So why a new Great Books List?

Why another great books list?


This site has been around for a couple of years in a primitive format so I thought it time to move on and get with the program and become a little more interactive. So, more of a blog than a huge website with a page devoted to each great book on the list. I hope you like the new cleaner look and find the content something that may spur you on to exploring more of the great books.

Each great book on this list illuminates something about the human condition; they explain the world live in and how we created it. They describe emotion; explain the origins of the religions and political systems that dominate our world. They can be tragic and comic. They can link us to the past and show that our predecessors thought on, worried over and cared about the same things we do. They show a struggle to explain the world and a need to express ideas. They can be dense, they can be poetic, they can be bright and fun and complex and difficult. Each presents challenges, but each explains an aspect of our world.

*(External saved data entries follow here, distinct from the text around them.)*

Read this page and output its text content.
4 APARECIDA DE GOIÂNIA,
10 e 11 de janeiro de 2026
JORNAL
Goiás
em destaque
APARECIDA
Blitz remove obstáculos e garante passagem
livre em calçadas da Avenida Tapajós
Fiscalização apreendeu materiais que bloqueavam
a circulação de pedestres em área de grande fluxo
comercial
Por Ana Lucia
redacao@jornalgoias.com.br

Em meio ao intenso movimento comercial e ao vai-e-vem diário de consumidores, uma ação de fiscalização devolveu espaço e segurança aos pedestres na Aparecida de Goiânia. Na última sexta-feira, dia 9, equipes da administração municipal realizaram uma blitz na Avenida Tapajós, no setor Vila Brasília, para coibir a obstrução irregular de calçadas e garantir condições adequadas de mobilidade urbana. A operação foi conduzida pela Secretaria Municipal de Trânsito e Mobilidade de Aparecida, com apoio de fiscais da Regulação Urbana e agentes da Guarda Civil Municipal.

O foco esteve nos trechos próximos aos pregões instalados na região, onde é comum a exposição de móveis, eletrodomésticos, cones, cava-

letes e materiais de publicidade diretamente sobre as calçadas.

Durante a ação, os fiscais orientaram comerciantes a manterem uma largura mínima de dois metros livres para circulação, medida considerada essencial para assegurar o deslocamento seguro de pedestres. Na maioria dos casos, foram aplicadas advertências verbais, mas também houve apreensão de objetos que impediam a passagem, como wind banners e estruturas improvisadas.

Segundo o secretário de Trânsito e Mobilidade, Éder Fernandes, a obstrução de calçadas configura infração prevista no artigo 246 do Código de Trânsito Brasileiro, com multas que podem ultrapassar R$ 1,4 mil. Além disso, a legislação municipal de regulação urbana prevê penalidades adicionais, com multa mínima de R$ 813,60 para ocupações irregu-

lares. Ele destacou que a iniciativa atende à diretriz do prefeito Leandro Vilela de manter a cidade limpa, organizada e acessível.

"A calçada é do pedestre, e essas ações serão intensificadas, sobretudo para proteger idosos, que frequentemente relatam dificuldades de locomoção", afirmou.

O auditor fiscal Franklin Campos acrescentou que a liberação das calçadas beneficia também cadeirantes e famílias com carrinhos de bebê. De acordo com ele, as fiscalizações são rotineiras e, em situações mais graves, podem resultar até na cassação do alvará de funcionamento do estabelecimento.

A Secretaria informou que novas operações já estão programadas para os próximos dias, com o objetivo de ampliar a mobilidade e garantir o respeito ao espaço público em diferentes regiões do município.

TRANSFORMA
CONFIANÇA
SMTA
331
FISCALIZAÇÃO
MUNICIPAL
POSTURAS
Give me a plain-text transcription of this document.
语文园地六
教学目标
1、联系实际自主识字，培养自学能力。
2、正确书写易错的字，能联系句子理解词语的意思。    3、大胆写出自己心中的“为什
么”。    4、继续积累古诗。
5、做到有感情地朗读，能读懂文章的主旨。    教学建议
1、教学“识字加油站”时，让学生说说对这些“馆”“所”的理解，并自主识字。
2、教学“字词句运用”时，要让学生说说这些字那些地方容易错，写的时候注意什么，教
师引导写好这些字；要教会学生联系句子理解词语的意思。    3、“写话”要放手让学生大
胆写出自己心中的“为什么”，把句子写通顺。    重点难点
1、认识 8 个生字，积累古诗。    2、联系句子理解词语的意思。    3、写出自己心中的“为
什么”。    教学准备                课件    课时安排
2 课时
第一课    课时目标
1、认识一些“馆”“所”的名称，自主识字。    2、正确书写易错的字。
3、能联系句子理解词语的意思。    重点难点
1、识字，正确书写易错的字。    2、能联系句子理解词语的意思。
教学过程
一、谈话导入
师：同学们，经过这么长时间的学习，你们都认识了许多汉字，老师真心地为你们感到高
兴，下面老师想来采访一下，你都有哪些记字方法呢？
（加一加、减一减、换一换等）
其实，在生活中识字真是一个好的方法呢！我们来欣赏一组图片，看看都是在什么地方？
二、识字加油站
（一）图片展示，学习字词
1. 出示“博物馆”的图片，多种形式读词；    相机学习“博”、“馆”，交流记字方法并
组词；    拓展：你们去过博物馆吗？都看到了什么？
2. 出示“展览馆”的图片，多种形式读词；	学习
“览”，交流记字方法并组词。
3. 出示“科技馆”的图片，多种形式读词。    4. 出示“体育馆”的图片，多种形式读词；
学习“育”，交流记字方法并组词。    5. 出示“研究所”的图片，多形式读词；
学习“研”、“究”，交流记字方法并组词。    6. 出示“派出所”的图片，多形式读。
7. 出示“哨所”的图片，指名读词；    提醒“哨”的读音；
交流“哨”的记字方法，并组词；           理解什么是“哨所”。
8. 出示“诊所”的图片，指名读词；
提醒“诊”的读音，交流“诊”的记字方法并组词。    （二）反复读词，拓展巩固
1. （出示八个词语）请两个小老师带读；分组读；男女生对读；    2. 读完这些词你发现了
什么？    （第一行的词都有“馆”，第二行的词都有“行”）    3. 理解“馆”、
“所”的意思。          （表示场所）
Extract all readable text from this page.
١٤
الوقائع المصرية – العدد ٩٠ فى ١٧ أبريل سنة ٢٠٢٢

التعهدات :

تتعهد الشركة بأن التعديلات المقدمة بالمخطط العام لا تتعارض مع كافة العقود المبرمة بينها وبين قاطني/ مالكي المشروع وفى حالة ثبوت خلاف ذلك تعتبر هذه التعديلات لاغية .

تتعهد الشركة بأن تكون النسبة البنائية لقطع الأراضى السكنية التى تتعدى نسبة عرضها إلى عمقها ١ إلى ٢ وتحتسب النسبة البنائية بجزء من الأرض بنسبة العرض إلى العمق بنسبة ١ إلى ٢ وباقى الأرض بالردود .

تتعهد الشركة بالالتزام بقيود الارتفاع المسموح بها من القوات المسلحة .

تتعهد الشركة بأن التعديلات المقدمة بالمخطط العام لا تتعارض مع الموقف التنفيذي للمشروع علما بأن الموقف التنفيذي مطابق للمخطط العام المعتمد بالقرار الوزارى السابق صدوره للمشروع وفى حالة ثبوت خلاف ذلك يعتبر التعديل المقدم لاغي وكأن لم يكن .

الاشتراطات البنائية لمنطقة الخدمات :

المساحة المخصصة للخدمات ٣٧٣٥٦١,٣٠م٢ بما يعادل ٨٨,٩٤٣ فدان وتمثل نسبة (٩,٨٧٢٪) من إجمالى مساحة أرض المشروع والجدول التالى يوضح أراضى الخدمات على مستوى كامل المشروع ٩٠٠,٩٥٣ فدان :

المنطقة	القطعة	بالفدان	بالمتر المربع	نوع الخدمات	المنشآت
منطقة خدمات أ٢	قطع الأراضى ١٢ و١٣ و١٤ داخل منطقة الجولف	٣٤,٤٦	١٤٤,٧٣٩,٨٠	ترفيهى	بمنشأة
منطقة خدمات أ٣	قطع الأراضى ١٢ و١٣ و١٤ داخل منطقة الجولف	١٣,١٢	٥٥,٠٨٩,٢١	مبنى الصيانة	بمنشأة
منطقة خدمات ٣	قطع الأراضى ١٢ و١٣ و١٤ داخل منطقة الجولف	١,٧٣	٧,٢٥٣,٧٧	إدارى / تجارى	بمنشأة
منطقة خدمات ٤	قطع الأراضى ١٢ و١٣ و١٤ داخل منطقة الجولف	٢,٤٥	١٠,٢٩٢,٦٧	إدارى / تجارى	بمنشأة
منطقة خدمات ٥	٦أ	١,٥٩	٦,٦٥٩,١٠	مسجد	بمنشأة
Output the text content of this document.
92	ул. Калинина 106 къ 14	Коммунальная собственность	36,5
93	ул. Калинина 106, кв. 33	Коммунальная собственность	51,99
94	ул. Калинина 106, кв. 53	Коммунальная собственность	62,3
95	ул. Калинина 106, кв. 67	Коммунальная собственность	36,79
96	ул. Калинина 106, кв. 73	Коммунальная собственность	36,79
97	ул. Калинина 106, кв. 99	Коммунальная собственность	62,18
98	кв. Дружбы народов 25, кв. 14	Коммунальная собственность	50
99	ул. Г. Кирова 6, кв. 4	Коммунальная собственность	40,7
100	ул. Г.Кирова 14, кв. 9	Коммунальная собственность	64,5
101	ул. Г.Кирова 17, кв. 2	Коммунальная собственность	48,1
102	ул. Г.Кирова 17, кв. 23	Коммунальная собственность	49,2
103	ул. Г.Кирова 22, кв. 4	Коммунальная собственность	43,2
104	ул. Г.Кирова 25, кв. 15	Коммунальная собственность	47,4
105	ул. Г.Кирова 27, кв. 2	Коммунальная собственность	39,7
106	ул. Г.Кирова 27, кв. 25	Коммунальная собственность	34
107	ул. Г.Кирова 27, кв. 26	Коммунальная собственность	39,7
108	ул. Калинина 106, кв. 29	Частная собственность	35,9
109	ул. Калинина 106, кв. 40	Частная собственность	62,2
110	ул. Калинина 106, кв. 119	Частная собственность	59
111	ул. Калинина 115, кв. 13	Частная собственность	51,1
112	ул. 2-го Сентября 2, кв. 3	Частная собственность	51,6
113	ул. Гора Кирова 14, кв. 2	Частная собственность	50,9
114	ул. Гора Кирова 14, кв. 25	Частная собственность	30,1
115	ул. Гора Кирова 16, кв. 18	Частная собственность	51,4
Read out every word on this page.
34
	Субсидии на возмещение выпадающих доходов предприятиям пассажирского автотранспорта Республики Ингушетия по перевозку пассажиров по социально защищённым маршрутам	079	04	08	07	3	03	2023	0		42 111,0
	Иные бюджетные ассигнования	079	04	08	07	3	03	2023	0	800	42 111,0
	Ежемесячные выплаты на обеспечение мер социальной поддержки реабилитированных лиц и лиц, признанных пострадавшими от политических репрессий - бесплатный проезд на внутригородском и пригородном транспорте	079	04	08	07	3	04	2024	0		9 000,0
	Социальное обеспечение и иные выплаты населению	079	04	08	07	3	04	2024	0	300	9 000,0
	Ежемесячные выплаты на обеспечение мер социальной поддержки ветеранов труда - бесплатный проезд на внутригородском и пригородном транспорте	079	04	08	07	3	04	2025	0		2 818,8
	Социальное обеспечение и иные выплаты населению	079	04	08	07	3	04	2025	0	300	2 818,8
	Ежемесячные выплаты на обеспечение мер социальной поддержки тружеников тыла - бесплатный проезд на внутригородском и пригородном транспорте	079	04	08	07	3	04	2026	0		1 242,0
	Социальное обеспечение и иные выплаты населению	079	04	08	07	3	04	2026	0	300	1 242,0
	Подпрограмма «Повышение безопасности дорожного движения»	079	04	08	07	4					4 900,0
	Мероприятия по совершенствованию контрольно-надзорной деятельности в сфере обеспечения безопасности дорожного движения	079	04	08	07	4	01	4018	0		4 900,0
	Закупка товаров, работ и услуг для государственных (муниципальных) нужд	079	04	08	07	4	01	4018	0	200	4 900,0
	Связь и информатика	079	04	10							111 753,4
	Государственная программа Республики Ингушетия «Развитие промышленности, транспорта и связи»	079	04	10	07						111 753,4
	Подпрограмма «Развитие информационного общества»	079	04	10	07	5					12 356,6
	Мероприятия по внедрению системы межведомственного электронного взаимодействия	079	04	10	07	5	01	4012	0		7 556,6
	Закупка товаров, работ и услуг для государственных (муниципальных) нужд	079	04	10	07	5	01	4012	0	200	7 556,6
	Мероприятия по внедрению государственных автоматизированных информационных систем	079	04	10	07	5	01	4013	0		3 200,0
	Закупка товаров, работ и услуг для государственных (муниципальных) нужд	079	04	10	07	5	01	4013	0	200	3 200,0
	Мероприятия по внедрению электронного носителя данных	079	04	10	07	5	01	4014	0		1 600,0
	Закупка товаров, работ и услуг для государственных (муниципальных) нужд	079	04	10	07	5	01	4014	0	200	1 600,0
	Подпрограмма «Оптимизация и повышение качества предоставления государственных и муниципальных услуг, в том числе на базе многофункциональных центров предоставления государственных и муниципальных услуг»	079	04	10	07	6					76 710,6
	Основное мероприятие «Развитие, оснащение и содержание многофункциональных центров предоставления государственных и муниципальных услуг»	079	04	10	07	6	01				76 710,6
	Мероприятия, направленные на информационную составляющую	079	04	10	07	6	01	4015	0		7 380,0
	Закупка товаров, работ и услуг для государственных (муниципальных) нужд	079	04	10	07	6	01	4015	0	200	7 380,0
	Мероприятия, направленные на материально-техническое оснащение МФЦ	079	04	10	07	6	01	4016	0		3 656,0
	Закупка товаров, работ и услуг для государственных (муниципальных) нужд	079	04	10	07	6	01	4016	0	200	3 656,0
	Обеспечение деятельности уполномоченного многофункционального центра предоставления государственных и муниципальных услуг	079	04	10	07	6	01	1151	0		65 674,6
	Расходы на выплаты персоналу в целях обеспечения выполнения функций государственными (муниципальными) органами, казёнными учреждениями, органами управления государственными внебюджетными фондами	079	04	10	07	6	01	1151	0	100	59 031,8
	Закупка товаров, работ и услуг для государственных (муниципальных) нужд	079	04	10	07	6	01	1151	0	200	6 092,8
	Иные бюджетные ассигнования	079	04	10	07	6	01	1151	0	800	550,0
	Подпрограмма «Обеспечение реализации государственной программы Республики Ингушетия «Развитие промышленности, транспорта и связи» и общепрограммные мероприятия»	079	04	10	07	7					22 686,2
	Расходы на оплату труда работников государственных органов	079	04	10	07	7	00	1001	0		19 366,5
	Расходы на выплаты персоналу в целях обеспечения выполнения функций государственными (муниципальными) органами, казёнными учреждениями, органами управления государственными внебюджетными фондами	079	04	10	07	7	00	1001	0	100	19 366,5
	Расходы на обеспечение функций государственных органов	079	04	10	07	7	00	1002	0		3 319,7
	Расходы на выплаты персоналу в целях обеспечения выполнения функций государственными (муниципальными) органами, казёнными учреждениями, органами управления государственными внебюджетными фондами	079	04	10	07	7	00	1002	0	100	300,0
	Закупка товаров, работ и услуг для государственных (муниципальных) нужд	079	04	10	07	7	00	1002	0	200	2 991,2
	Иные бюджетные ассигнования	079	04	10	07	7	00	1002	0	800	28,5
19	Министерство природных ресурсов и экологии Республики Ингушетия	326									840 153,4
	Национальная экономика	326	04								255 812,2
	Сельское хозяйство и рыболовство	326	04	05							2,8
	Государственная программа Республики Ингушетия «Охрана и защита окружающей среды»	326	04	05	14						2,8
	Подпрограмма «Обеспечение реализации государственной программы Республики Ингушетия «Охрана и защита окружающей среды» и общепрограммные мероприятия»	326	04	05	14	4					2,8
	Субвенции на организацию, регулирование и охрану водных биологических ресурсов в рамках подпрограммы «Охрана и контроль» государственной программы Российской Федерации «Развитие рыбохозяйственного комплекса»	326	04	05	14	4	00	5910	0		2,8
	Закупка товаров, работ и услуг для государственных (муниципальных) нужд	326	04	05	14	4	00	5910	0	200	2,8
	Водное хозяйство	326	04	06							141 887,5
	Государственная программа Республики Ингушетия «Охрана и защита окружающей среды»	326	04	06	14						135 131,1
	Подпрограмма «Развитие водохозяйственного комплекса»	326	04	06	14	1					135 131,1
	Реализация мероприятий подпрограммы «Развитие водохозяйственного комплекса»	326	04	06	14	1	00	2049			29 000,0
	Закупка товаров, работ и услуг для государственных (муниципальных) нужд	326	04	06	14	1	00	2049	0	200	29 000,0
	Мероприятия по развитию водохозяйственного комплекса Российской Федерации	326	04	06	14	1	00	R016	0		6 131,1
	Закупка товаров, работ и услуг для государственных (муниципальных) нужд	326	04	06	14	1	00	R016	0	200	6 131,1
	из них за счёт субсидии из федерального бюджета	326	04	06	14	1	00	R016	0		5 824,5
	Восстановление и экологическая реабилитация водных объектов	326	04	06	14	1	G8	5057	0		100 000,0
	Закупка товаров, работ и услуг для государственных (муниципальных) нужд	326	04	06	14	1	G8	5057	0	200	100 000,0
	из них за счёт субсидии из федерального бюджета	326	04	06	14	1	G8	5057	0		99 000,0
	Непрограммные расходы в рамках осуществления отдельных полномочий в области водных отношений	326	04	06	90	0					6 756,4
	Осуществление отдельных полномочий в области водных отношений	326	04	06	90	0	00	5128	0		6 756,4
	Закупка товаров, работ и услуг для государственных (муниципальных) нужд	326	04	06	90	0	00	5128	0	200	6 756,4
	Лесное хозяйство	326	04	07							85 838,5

Will reading all these books make me a better person? With apologies to Aristotle, if all you did was read the great books of “liter-ra-ture!” and pontificate on the subtleties of Aristophanes then you’ll have few friends and you’ll spend more Saturday nights in with your great books than out with friends having a good time. No one likes a snob.
Still, if you never read anything from this list, are not curious about why some books are considered great, then you’ll missing out on something interesting, exciting and valuable.

There’s a happy medium. It’s not for everyone. Some people are just not interested and that’s fine, but for others you owe it to yourself to explore at least a couple of the great books listed here.

There is a reason that many works have stood the test of time. Great Books lists do, however, change and evolve. A work that a reader of one hundred years ago would have thought of indispensable can slip off the list and be replaced with a newer novel that reflects current ideas. A list complied in 1910 contains no Maya Angelou or Chinua Achebe no Nabokov or Rushdie.

It’s a valid criticism that most of the Great Books lists represent the views of dead white guys who are mostly Greek, Roman, English and American. Admittedly, males make up the vast majority of writers on this list, although that reflects a reality — that ‘without a room of their own,’ women were not able or allowed to write for most of history.  With this list I tried to include as many important women writers as possible while still remaining true to the intent of the list. I have also tried to include works from all over the world – from Asia, Africa and South America. All, I believe fit the criteria and diversify the great book canon without pandering to political correctness.

Also time becomes a referee. So the books here tend to be older than 25 years old. There may well be books written in the last couple of years that will grace a great books list one hundred years hence. But for this list I am not including any beyond 1980.